Apple Vision Pro looks amazing, but… I don’t want to live my life in a headset

The cat is out of the bag. We finally know the name of Apple’s long-awaited VR headset, and it’s called the Vision Pro. At WWDC 2023, Apple unveiled its most ambitious product ever: a virtual and augmented reality headset that lets you live surrounded by beautiful landscapes, favorite media files and the perfect desktop without getting off the couch.
It looks like the future. It looks incredible…but I don’t want to live in what I think is moving toward a dystopia where we communicate through headsets. Will I have a choice?”
Vision Pro: More than Ever
Apple calls the Vision Pro its first “spatial computer.” It’s a revolutionary product that “merges digital content with the physical world, allowing users to stay connected to other people.” But I can’t shake the feeling that another step toward a world where we live in a headset happened yesterday.
In a key presentation Apple used a lot of video footage of parents communicating with their children through Vision Pro eyes, and it filled my heart with sadness. Are we really moving toward a world where kids communicate with images of their parents’ eyes through an expensive headset? Apple really wants that to be the case.
No matter how amazing the concept of working in a spatial operating system, managing windows, and choosing to work from the beach in the Bahamas seems, I don’t want to live my life in a headset for 12 hours a day. Not only does this sound incredibly uncomfortable, but it goes against Apple’s desire to be more conscious of its technology with features like Screen Time, as well as the recently introduced Journal app and mental health features in iOS 17.
I don’t want to live on my headset for 12 hours a day.
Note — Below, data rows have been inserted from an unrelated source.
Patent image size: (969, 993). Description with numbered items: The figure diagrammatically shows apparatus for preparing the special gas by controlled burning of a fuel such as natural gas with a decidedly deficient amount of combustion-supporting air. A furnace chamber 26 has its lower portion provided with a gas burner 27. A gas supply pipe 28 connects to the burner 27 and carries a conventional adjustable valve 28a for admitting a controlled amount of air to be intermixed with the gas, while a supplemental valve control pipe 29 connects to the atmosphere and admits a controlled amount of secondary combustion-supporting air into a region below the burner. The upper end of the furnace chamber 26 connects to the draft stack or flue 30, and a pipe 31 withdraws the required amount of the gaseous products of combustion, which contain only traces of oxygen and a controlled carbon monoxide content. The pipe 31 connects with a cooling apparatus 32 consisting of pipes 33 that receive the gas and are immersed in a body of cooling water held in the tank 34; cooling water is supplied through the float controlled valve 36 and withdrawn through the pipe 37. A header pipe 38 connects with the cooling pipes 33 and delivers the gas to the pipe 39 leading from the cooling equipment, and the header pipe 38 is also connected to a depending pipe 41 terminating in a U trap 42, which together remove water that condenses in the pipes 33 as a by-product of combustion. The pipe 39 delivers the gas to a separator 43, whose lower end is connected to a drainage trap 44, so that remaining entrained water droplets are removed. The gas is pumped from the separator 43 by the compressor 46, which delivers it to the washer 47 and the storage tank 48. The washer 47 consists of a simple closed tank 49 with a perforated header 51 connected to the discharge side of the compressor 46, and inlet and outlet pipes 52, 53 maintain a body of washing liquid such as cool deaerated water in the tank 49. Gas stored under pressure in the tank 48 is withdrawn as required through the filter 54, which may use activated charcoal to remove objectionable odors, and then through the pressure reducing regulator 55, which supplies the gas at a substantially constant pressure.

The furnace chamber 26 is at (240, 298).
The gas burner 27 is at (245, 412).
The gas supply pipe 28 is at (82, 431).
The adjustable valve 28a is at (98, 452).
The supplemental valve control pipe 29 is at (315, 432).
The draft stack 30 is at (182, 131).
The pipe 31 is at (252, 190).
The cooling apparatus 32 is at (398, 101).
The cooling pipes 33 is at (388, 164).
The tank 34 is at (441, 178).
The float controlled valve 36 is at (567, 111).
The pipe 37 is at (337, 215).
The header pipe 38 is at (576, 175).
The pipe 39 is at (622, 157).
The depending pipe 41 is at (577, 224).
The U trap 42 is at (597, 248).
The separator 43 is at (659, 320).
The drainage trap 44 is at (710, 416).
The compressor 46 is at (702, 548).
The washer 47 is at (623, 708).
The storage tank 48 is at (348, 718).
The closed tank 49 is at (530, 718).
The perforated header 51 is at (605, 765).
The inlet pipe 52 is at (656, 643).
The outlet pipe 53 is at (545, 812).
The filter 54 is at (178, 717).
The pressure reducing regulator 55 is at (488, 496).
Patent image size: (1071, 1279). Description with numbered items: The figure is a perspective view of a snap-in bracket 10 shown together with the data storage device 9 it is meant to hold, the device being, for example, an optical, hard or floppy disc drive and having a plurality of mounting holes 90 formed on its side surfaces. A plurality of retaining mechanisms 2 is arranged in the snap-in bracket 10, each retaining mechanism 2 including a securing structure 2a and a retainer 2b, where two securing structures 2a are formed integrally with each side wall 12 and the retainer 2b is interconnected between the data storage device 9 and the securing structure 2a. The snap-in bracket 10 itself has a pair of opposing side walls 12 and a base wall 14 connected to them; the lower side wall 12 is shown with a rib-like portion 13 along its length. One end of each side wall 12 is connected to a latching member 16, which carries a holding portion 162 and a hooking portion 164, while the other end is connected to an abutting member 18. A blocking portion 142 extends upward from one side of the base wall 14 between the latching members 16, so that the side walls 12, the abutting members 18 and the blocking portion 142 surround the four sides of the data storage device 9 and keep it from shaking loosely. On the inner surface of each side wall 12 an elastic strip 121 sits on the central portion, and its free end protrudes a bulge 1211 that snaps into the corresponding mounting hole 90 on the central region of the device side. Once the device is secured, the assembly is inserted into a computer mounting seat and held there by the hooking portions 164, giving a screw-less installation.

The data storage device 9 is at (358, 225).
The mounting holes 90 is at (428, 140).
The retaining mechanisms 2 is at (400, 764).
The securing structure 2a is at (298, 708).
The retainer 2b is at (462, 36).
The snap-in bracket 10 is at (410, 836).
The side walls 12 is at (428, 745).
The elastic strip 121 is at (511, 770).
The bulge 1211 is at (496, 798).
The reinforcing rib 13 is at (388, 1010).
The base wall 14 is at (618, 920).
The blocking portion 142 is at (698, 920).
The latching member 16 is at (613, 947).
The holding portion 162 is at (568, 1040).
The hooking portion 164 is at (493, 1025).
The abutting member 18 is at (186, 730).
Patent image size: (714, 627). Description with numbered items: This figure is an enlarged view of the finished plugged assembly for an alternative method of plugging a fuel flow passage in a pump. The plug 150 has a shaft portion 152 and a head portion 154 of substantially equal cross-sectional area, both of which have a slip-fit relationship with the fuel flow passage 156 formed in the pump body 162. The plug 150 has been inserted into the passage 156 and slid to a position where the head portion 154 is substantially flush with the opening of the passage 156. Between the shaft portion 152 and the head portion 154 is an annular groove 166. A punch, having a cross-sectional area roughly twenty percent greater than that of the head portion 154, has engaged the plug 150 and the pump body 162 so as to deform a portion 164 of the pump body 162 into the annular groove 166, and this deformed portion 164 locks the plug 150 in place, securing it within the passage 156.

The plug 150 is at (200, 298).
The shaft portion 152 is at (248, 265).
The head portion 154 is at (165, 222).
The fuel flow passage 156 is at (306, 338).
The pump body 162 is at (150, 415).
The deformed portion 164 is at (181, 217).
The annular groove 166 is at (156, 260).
I can imagine the Journal app on iOS becoming a record of days spent at home, barely moving, because the chief invention of the 21st century means no one needs to leave the house anymore. It’s awful, and while I want to see the Vision Pro, and I’d probably like to have one if it didn’t cost $3500, I just can’t imagine a world in which I sit on the couch next to my partner all evening, unplugged from an ultra-high-resolution display system that contains 23 million pixels across two displays. Sounds like some episode of Black Mirror, to be honest.
Sci-Fi horror
Obviously I’m exaggerating, but at the Vision Pro presentation I really felt like I was in a sci-fi movie, and even more — like a sci-fi horror when the human eyes appeared on the headset’s glass frame. It wasn’t reassuring-it was creepy, and the presentation of Digital Persona-approximate images of Vision Pro users as avatars-disturbed me profoundly.
The introduction of Digital Persona, a close-up of VisionOS users as avatars, made me deeply uneasy.

I’m very interested to see how the Vision Pro will be received and whether it can bring virtual reality to the mainstream. If Apple thinks everyone wants to live in a headset, they may have misjudged how much people want to disconnect from technology these days. Going from the latest behemoth product, the Apple Watch, which allows you to live more, to a product that actively removes you from reality is depressing, and I don’t know if I would ever want to live in a world where everyone exists only as perfect avatars and eyes in a headset.